An increasing number of professionals, such as doctors and teachers, are leaving their own poorer countries to work in developed countries. What problems does this cause? What effect does it have on the countries professionals are leaving?
In poorer countries , somr professionals particularly teachers and doctors are changing their cities to another developed ones. It can be because of seek more money and access to advanced education and training. From this cities can see somr negative effects such ad economic declinr and weaker public services.
There are a lof of reasons why population who work some good places are leaving cities. Firs and foremost to make bteer salary anf want to work comfort places . Some countries which arr very rich and developed such as Qatar and Germany give more salary for doctors and teachers. That is why people who live in poor areas want to go to these kind of places. Such kind of countries supply not only high salary but also they give access to better educational training session too. Teachers and doctors should improve their knowledge every year with these kind of opportunities. Another reason is this for migration in development cpuntries these kind of best professions are very important and that is why they give bug accesses to go to another countries for educational trainings and they also give promotion for best workers.
On the other hand , cpuntries which are left by workers lose a lot of positive effect which come from skillef workers. The first one is economic decline. Via doctors and teacherd dollar can come countries and it is so beneficial for government budget , GDP rate and macroeconomic indicators too. If they leave countries it can leaf decline of these indicators. If professionals want to go to the anothers countries for money their own countries lose smart and healthy youngs. Skillef teachers need everywhere for teaching and teach the best students namley the future of governments and doctors are very necesessary humans for public and society. If these kind of job workers leave the places it can leaf decrease of public service and fugure of countries.
To conclude, skillef workers such as teachers and doctors want to go to tje another developed countries where money come easly. So , the main reasons of these situation are earn more salary and more opportunities for educational area. But, because of these poor countries face to 2 main problem: the first one is weakness of public service and economical indicators’ decline.
The essay is logically organized and the progression of ideas is clear. However, there are some issues with the use of cohesive devices and the overall cohesion of the essay. The essay is structured with an introduction, body paragraphs, and a conclusion, which helps in organizing the information. However, there are some issues with coherence, as the ideas are not always clearly connected. The use of cohesive devices is somewhat repetitive and could be improved to help the reader follow the argument more easily. Additionally, the conclusion could be more effective in summarizing the main points and reiterating the thesis.
Suggestions
- Try to use a variety of cohesive devices to ensure smooth transition between ideas.
- Make sure the conclusion effectively summarizes the main points and reiterates the thesis.

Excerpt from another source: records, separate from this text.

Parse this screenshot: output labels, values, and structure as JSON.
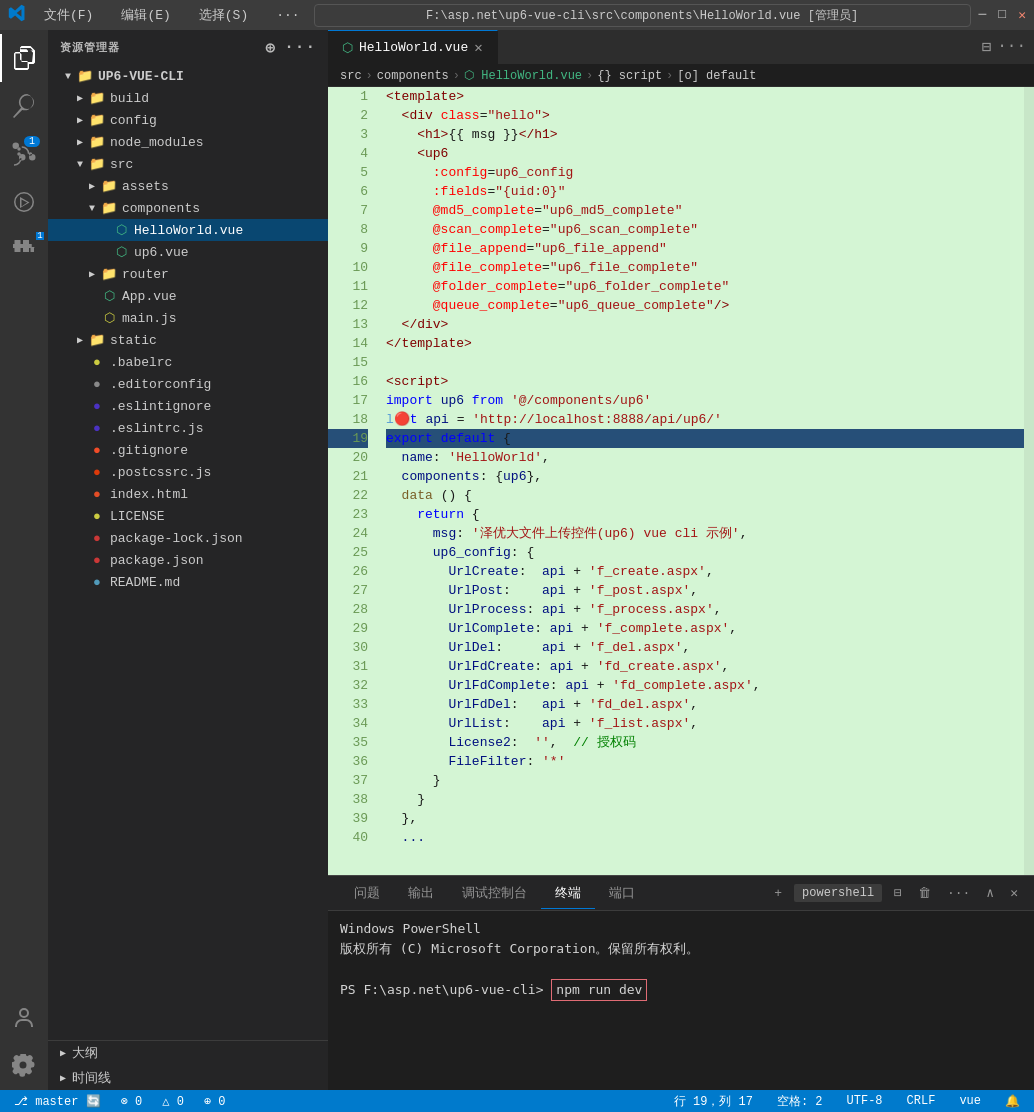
{
  "titlebar": {
    "path": "F:\\asp.net\\up6-vue-cli\\src\\components\\HelloWorld.vue [管理员]",
    "menus": [
      "文件(F)",
      "编辑(E)",
      "选择(S)",
      "···"
    ]
  },
  "sidebar": {
    "header": "资源管理器",
    "root": "UP6-VUE-CLI",
    "items": [
      {
        "id": "build",
        "label": "build",
        "type": "folder",
        "indent": 1,
        "expanded": false
      },
      {
        "id": "config",
        "label": "config",
        "type": "folder",
        "indent": 1,
        "expanded": false
      },
      {
        "id": "node_modules",
        "label": "node_modules",
        "type": "folder",
        "indent": 1,
        "expanded": false
      },
      {
        "id": "src",
        "label": "src",
        "type": "folder",
        "indent": 1,
        "expanded": true
      },
      {
        "id": "assets",
        "label": "assets",
        "type": "folder",
        "indent": 2,
        "expanded": false
      },
      {
        "id": "components",
        "label": "components",
        "type": "folder",
        "indent": 2,
        "expanded": true
      },
      {
        "id": "HelloWorld.vue",
        "label": "HelloWorld.vue",
        "type": "vue",
        "indent": 3,
        "active": true
      },
      {
        "id": "up6.vue",
        "label": "up6.vue",
        "type": "vue",
        "indent": 3
      },
      {
        "id": "router",
        "label": "router",
        "type": "folder",
        "indent": 2,
        "expanded": false
      },
      {
        "id": "App.vue",
        "label": "App.vue",
        "type": "vue",
        "indent": 2
      },
      {
        "id": "main.js",
        "label": "main.js",
        "type": "js",
        "indent": 2
      },
      {
        "id": "static",
        "label": "static",
        "type": "folder",
        "indent": 1,
        "expanded": false
      },
      {
        "id": ".babelrc",
        "label": ".babelrc",
        "type": "json",
        "indent": 1
      },
      {
        "id": ".editorconfig",
        "label": ".editorconfig",
        "type": "config",
        "indent": 1
      },
      {
        "id": ".eslintignore",
        "label": ".eslintignore",
        "type": "eslint",
        "indent": 1
      },
      {
        "id": ".eslintrc.js",
        "label": ".eslintrc.js",
        "type": "eslint-js",
        "indent": 1
      },
      {
        "id": ".gitignore",
        "label": ".gitignore",
        "type": "git",
        "indent": 1
      },
      {
        "id": ".postcssrc.js",
        "label": ".postcssrc.js",
        "type": "postcss",
        "indent": 1
      },
      {
        "id": "index.html",
        "label": "index.html",
        "type": "html",
        "indent": 1
      },
      {
        "id": "LICENSE",
        "label": "LICENSE",
        "type": "license",
        "indent": 1
      },
      {
        "id": "package-lock.json",
        "label": "package-lock.json",
        "type": "npm",
        "indent": 1
      },
      {
        "id": "package.json",
        "label": "package.json",
        "type": "npm",
        "indent": 1
      },
      {
        "id": "README.md",
        "label": "README.md",
        "type": "md",
        "indent": 1
      }
    ]
  },
  "tab": {
    "filename": "HelloWorld.vue",
    "icon": "vue"
  },
  "breadcrumb": {
    "items": [
      "src",
      "components",
      "HelloWorld.vue",
      "{} script",
      "[o] default"
    ]
  },
  "code": {
    "lines": [
      {
        "n": 1,
        "text": "  <template>"
      },
      {
        "n": 2,
        "text": "    <div class=\"hello\">"
      },
      {
        "n": 3,
        "text": "      <h1>{{ msg }}</h1>"
      },
      {
        "n": 4,
        "text": "      <up6"
      },
      {
        "n": 5,
        "text": "        :config=up6_config"
      },
      {
        "n": 6,
        "text": "        :fields=\"{uid:0}\""
      },
      {
        "n": 7,
        "text": "        @md5_complete=\"up6_md5_complete\""
      },
      {
        "n": 8,
        "text": "        @scan_complete=\"up6_scan_complete\""
      },
      {
        "n": 9,
        "text": "        @file_append=\"up6_file_append\""
      },
      {
        "n": 10,
        "text": "        @file_complete=\"up6_file_complete\""
      },
      {
        "n": 11,
        "text": "        @folder_complete=\"up6_folder_complete\""
      },
      {
        "n": 12,
        "text": "        @queue_complete=\"up6_queue_complete\"/>"
      },
      {
        "n": 13,
        "text": "    </div>"
      },
      {
        "n": 14,
        "text": "  </template>"
      },
      {
        "n": 15,
        "text": ""
      },
      {
        "n": 16,
        "text": "  <script>"
      },
      {
        "n": 17,
        "text": "  import up6 from '@/components/up6'"
      },
      {
        "n": 18,
        "text": "  let api = 'http://localhost:8888/api/up6/'"
      },
      {
        "n": 19,
        "text": "  export default {"
      },
      {
        "n": 20,
        "text": "    name: 'HelloWorld',"
      },
      {
        "n": 21,
        "text": "    components: {up6},"
      },
      {
        "n": 22,
        "text": "    data () {"
      },
      {
        "n": 23,
        "text": "      return {"
      },
      {
        "n": 24,
        "text": "        msg: '泽优大文件上传控件(up6) vue cli 示例',"
      },
      {
        "n": 25,
        "text": "        up6_config: {"
      },
      {
        "n": 26,
        "text": "          UrlCreate:  api + 'f_create.aspx',"
      },
      {
        "n": 27,
        "text": "          UrlPost:    api + 'f_post.aspx',"
      },
      {
        "n": 28,
        "text": "          UrlProcess: api + 'f_process.aspx',"
      },
      {
        "n": 29,
        "text": "          UrlComplete: api + 'f_complete.aspx',"
      },
      {
        "n": 30,
        "text": "          UrlDel:     api + 'f_del.aspx',"
      },
      {
        "n": 31,
        "text": "          UrlFdCreate: api + 'fd_create.aspx',"
      },
      {
        "n": 32,
        "text": "          UrlFdComplete: api + 'fd_complete.aspx',"
      },
      {
        "n": 33,
        "text": "          UrlFdDel:   api + 'fd_del.aspx',"
      },
      {
        "n": 34,
        "text": "          UrlList:    api + 'f_list.aspx',"
      },
      {
        "n": 35,
        "text": "          License2:  '',  // 授权码"
      },
      {
        "n": 36,
        "text": "          FileFilter: '*'"
      },
      {
        "n": 37,
        "text": "        }"
      },
      {
        "n": 38,
        "text": "      }"
      },
      {
        "n": 39,
        "text": "    },"
      },
      {
        "n": 40,
        "text": "    ..."
      }
    ]
  },
  "terminal": {
    "tabs": [
      "问题",
      "输出",
      "调试控制台",
      "终端",
      "端口"
    ],
    "active_tab": "终端",
    "powershell_label": "powershell",
    "content": [
      "Windows PowerShell",
      "版权所有 (C) Microsoft Corporation。保留所有权利。",
      "",
      "PS F:\\asp.net\\up6-vue-cli> npm run dev"
    ],
    "prompt": "PS F:\\asp.net\\up6-vue-cli> ",
    "command": "npm run dev"
  },
  "statusbar": {
    "branch": "master",
    "errors": "⊗ 0",
    "warnings": "△ 0",
    "info": "⊕ 0",
    "line": "行 19，列 17",
    "spaces": "空格: 2",
    "encoding": "UTF-8",
    "eol": "CRLF",
    "language": "vue"
  },
  "bottom_panels": [
    {
      "label": "大纲"
    },
    {
      "label": "时间线"
    }
  ]
}
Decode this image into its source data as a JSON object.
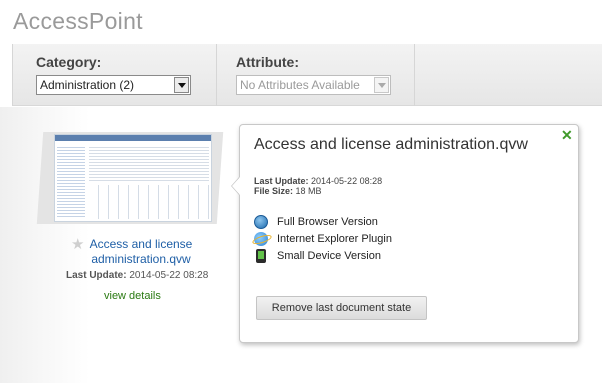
{
  "app": {
    "title": "AccessPoint"
  },
  "filters": {
    "category": {
      "label": "Category:",
      "value": "Administration (2)"
    },
    "attribute": {
      "label": "Attribute:",
      "value": "No Attributes Available"
    }
  },
  "document": {
    "title_line1": "Access and license",
    "title_line2": "administration.qvw",
    "last_update_label": "Last Update:",
    "last_update_value": "2014-05-22 08:28",
    "view_details": "view details"
  },
  "popup": {
    "title": "Access and license administration.qvw",
    "last_update_label": "Last Update:",
    "last_update_value": "2014-05-22 08:28",
    "file_size_label": "File Size:",
    "file_size_value": "18 MB",
    "options": [
      {
        "label": "Full Browser Version",
        "icon": "globe-icon"
      },
      {
        "label": "Internet Explorer Plugin",
        "icon": "ie-icon"
      },
      {
        "label": "Small Device Version",
        "icon": "mobile-device-icon"
      }
    ],
    "remove_button": "Remove last document state",
    "close_glyph": "✕"
  },
  "icons": {
    "favorite": "star-icon",
    "close": "close-icon"
  },
  "colors": {
    "link": "#1f5fa6",
    "view_details": "#2a7a12",
    "close": "#3f9a2a"
  }
}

The essay uses a sufficient range of vocabulary and there is evidence of some less common and idiomatic language. However, there are some inaccuracies in word choice and collocation. The essay demonstrates a good command of a wide range of vocabulary, with appropriate use of academic language. However, there are some instances of awkward or incorrect word choices, which could be addressed to improve clarity and precision. Additionally, the use of synonyms could be increased to avoid repetition and enhance the lexical resource.

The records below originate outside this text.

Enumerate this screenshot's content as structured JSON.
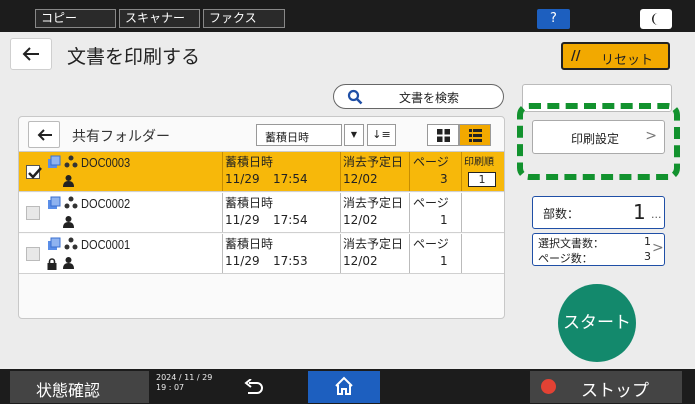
{
  "top_tabs": [
    "コピー",
    "スキャナー",
    "ファクス"
  ],
  "help_label": "?",
  "page_title": "文書を印刷する",
  "reset_label": "リセット",
  "search_label": "文書を検索",
  "folder": {
    "title": "共有フォルダー",
    "sort_label": "蓄積日時",
    "sort_order_label": "↓≡"
  },
  "documents": [
    {
      "name": "DOC0003",
      "stored_label": "蓄積日時",
      "stored_date": "11/29",
      "stored_time": "17:54",
      "delete_label": "消去予定日",
      "delete_date": "12/02",
      "pages_label": "ページ",
      "pages": "3",
      "order_label": "印刷順",
      "order": "1",
      "selected": true,
      "locked": false
    },
    {
      "name": "DOC0002",
      "stored_label": "蓄積日時",
      "stored_date": "11/29",
      "stored_time": "17:54",
      "delete_label": "消去予定日",
      "delete_date": "12/02",
      "pages_label": "ページ",
      "pages": "1",
      "selected": false,
      "locked": false
    },
    {
      "name": "DOC0001",
      "stored_label": "蓄積日時",
      "stored_date": "11/29",
      "stored_time": "17:53",
      "delete_label": "消去予定日",
      "delete_date": "12/02",
      "pages_label": "ページ",
      "pages": "1",
      "selected": false,
      "locked": true
    }
  ],
  "side": {
    "print_settings_label": "印刷設定",
    "copies_label": "部数：",
    "copies_value": "1",
    "selected_docs_label": "選択文書数：",
    "selected_docs_value": "1",
    "pages_label": "ページ数：",
    "pages_value": "3",
    "start_label": "スタート"
  },
  "bottom": {
    "status_label": "状態確認",
    "date": "2024 / 11 / 29",
    "time": "19 : 07",
    "stop_label": "ストップ"
  },
  "colors": {
    "accent": "#f2a900",
    "highlight": "#12922e",
    "start": "#13896c",
    "home": "#1d5fbf"
  }
}
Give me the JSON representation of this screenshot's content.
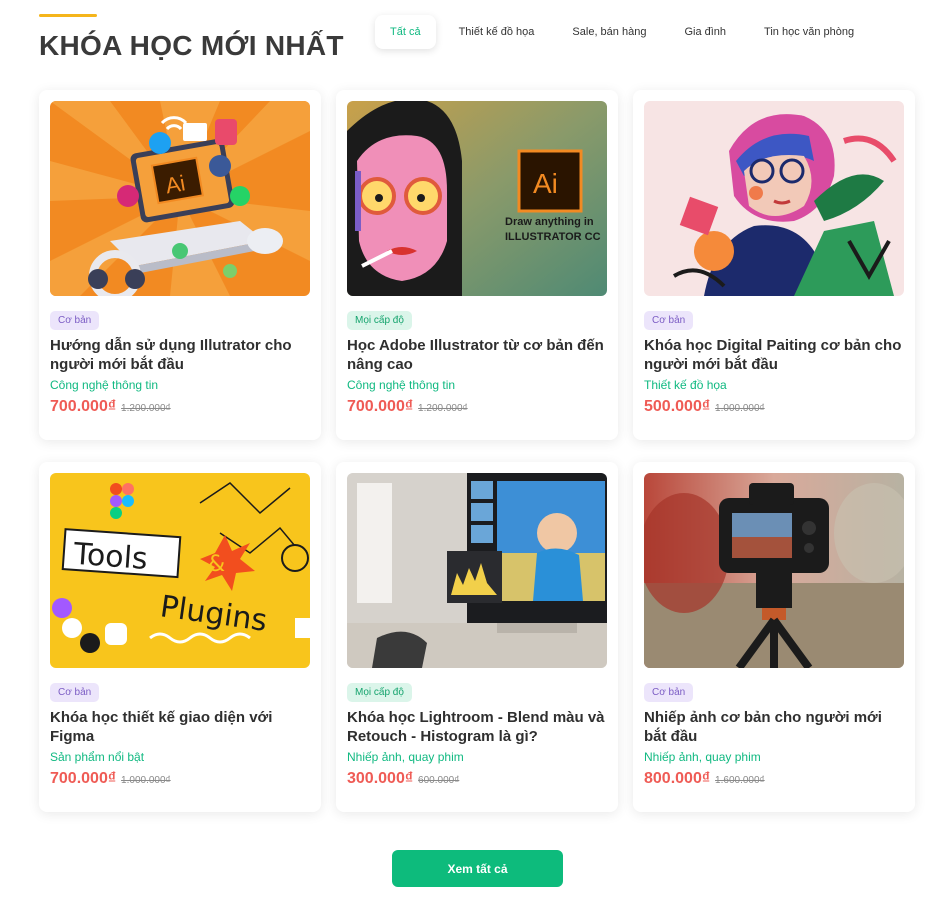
{
  "section": {
    "title": "KHÓA HỌC MỚI NHẤT"
  },
  "tabs": [
    {
      "label": "Tất cả",
      "active": true
    },
    {
      "label": "Thiết kế đồ họa"
    },
    {
      "label": "Sale, bán hàng"
    },
    {
      "label": "Gia đình"
    },
    {
      "label": "Tin học văn phòng"
    }
  ],
  "courses": [
    {
      "level": "Cơ bản",
      "title": "Hướng dẫn sử dụng Illutrator cho người mới bắt đầu",
      "category": "Công nghệ thông tin",
      "price": "700.000₫",
      "old_price": "1.200.000₫",
      "image": {
        "logo": "Ai"
      }
    },
    {
      "level": "Mọi cấp độ",
      "title": "Học Adobe Illustrator từ cơ bản đến nâng cao",
      "category": "Công nghệ thông tin",
      "price": "700.000₫",
      "old_price": "1.200.000₫",
      "image": {
        "logo": "Ai",
        "line1": "Draw anything in",
        "line2": "ILLUSTRATOR CC"
      }
    },
    {
      "level": "Cơ bản",
      "title": "Khóa học Digital Paiting cơ bản cho người mới bắt đầu",
      "category": "Thiết kế đồ họa",
      "price": "500.000₫",
      "old_price": "1.000.000₫",
      "image": {}
    },
    {
      "level": "Cơ bản",
      "title": "Khóa học thiết kế giao diện với Figma",
      "category": "Sản phẩm nổi bật",
      "price": "700.000₫",
      "old_price": "1.000.000₫",
      "image": {
        "word1": "Tools",
        "amp": "&",
        "word2": "Plugins"
      }
    },
    {
      "level": "Mọi cấp độ",
      "title": "Khóa học Lightroom - Blend màu và Retouch - Histogram là gì?",
      "category": "Nhiếp ảnh, quay phim",
      "price": "300.000₫",
      "old_price": "600.000₫",
      "image": {}
    },
    {
      "level": "Cơ bản",
      "title": "Nhiếp ảnh cơ bản cho người mới bắt đầu",
      "category": "Nhiếp ảnh, quay phim",
      "price": "800.000₫",
      "old_price": "1.600.000₫",
      "image": {}
    }
  ],
  "view_all": "Xem tất cả",
  "colors": {
    "accent": "#10b981",
    "price": "#ef5b55",
    "title_bar": "#f5b51b",
    "button": "#0dbb7c"
  }
}
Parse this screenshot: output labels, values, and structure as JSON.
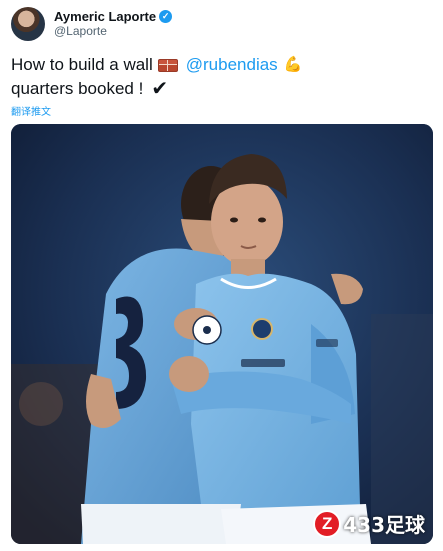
{
  "author": {
    "name": "Aymeric Laporte",
    "handle": "@Laporte"
  },
  "tweet": {
    "line1_text": "How to build a wall",
    "mention": "@rubendias",
    "line2_text": "quarters booked !"
  },
  "translate_link": "翻译推文",
  "watermark": {
    "badge": "Z",
    "text": "433足球"
  },
  "colors": {
    "link": "#1d9bf0",
    "jersey_blue": "#6cabdd",
    "watermark_red": "#e21d25"
  },
  "icons": [
    "verified-badge-icon",
    "brick-emoji-icon",
    "flexed-biceps-emoji-icon",
    "check-mark-icon"
  ]
}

The essay uses a mix of simple and complex sentence forms and there are some errors in grammar and punctuation. However, these do not impede communication. The essay uses a variety of sentence structures, which adds to the overall complexity and interest of the writing. However, there are some grammatical errors and punctuation mistakes, which can affect the clarity and readability of the essay. Proofreading is recommended to correct these errors and improve the overall quality of the writing.
The essay addresses the task effectively, providing a clear position throughout. However, the essay could be improved by providing more specific examples to support the arguments. The essay effectively addresses the prompt by discussing the reasons for the migration of professionals from poorer countries to developed ones and the effects this has on their home countries. The writer takes a clear position and maintains it throughout the essay, which is effective in providing a coherent argument. However, the essay could be improved by providing more specific examples to support the arguments. Additionally, the conclusion could be more comprehensive in summarizing the main points and reiterating the thesis.
Suggestions
- Try to include more specific examples to support your arguments.
- Ensure the conclusion effectively summarizes the main points and reiterates the thesis.